During a heated Security Council meeting, Russia’s deputy UN envoy Vladimir Safronkov told the 15-member body that Western countries were wrong to blame Assad for the attack in the town of Khan Sheikhoun.

The attack prompted the United States to strike a Syrian air base with cruise missiles and worsened relations between the United States and Russia.

President Vladimir Putin said on Wednesday trust had eroded between the two countries under President Donald Trump, as Moscow delivered an unusually hostile reception to Secretary of State Rex Tillerson in a face-off over Syria.

Britain’s UN Ambassador Matthew Rycroft told the Security Council that samples taken from the site of the gas attack, in a rebel-held area of northern Syria, have tested positive for the nerve gas sarin.

He accused Russia of siding with “a murderous, barbaric criminal, rather than with their international peers.”

Safronkov, who demanded Rycroft look at him while he was speaking, responded: “I cannot accept that you insult Russia.”

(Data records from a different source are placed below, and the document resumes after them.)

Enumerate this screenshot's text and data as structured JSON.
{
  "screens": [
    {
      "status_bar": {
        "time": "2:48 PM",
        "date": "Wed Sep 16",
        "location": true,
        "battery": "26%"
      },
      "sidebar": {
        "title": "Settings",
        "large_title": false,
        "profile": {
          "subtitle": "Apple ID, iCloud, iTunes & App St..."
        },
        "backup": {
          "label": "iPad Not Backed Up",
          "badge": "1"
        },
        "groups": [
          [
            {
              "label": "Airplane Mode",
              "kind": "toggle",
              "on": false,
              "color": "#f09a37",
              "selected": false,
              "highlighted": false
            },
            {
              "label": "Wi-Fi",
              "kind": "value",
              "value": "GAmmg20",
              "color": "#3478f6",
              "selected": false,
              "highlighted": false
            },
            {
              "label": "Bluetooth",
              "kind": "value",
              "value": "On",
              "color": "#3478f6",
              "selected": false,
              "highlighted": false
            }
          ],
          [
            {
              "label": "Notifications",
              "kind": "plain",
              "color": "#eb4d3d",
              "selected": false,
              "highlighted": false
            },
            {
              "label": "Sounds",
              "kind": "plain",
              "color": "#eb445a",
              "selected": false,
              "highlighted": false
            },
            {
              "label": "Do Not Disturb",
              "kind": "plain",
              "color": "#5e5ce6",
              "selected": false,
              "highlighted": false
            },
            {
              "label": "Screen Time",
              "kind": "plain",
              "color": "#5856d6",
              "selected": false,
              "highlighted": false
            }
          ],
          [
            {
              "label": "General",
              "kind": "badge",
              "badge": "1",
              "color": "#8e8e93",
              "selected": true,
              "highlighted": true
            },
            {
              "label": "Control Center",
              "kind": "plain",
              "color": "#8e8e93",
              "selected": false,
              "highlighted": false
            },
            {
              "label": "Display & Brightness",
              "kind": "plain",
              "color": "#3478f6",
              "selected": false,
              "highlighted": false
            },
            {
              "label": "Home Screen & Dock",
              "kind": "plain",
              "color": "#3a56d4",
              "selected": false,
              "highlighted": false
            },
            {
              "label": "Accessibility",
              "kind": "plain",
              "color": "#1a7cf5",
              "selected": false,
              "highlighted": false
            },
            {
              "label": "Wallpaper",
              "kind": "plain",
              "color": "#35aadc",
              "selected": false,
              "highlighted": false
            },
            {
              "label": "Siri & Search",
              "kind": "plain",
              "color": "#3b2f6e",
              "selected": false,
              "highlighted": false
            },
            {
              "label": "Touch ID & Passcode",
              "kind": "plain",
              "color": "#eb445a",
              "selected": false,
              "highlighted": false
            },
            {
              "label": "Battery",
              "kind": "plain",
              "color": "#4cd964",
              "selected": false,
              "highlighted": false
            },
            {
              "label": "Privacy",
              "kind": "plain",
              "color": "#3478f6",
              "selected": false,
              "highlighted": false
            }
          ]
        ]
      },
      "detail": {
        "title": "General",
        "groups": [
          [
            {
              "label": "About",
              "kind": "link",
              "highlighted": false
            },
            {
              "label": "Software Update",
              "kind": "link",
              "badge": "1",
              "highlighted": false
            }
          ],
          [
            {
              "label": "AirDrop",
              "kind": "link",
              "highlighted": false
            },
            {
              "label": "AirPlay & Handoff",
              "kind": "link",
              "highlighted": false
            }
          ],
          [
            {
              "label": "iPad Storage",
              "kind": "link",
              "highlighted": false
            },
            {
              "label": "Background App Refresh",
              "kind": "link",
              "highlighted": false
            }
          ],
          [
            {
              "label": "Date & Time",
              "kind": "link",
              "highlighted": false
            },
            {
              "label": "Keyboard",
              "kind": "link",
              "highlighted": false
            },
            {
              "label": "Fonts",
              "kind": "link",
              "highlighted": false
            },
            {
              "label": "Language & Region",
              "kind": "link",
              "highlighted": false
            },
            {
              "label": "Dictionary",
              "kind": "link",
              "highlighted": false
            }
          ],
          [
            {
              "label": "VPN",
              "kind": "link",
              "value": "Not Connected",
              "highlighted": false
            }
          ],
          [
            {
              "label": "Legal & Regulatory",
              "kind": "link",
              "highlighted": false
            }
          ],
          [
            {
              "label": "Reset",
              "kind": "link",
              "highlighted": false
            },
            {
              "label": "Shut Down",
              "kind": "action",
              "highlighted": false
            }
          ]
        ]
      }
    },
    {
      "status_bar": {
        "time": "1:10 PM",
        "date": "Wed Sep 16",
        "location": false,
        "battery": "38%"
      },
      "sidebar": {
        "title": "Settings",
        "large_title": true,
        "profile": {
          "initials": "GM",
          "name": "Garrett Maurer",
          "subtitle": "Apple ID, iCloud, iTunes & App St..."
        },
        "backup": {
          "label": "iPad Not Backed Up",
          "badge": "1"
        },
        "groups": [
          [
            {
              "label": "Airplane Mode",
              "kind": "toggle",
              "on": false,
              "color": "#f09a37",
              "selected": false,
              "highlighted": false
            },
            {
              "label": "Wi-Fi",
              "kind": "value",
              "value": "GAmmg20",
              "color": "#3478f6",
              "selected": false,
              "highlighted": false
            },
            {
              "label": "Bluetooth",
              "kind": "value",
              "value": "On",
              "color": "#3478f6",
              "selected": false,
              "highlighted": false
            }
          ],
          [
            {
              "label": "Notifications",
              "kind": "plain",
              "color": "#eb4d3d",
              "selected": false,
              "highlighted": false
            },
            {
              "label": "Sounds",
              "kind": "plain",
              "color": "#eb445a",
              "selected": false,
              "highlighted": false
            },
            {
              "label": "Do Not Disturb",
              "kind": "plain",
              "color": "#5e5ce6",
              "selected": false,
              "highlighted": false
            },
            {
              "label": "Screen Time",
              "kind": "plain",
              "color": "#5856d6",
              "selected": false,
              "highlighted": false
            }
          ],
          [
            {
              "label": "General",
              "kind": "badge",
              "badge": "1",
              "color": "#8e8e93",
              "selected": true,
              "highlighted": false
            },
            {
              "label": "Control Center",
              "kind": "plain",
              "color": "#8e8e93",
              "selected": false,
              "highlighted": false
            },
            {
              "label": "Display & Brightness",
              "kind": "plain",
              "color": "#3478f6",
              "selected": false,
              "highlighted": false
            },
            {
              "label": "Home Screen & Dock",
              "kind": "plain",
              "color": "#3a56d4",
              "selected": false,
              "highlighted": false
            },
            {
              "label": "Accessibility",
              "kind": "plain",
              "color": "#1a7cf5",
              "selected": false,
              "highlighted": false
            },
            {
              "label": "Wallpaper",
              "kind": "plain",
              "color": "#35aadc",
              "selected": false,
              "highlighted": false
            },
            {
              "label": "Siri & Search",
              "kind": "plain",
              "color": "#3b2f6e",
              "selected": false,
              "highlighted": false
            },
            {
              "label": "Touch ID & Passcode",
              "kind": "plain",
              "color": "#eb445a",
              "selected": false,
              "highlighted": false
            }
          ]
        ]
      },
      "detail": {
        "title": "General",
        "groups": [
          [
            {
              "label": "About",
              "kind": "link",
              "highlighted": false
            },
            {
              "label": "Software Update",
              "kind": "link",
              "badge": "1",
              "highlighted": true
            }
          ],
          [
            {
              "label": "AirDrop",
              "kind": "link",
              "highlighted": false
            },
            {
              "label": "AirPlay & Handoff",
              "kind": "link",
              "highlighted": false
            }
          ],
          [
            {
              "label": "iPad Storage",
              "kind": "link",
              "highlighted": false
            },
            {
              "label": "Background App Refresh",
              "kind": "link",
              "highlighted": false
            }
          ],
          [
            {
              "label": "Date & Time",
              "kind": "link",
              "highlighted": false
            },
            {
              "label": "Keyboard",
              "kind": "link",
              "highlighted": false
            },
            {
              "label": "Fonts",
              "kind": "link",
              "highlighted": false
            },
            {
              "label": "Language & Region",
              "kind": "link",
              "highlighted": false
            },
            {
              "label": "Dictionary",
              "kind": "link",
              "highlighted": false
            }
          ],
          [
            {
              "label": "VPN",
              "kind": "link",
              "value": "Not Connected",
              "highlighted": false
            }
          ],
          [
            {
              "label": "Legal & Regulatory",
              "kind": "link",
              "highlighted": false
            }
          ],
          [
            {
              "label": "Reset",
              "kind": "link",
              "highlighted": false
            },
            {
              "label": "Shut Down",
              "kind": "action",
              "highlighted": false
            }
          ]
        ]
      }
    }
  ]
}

Haley also accused Iran of being “Assad’s chief accomplice in the regime’s horrific acts,” adding: “Iran is dumping fuel on the flames of this war in Syria so it can expand its own reach.”

Western powers blame the gas attack, which killed scores of civilians – many of them children – on Assad’s forces. Syria’s regime has denied responsibility for the attack, which prompted a US strike on a Syrian air base.

UN Syria mediator Staffan de Mistura warned the Security Council on Wednesday that fragile progress in peace talks was now “in grave danger.”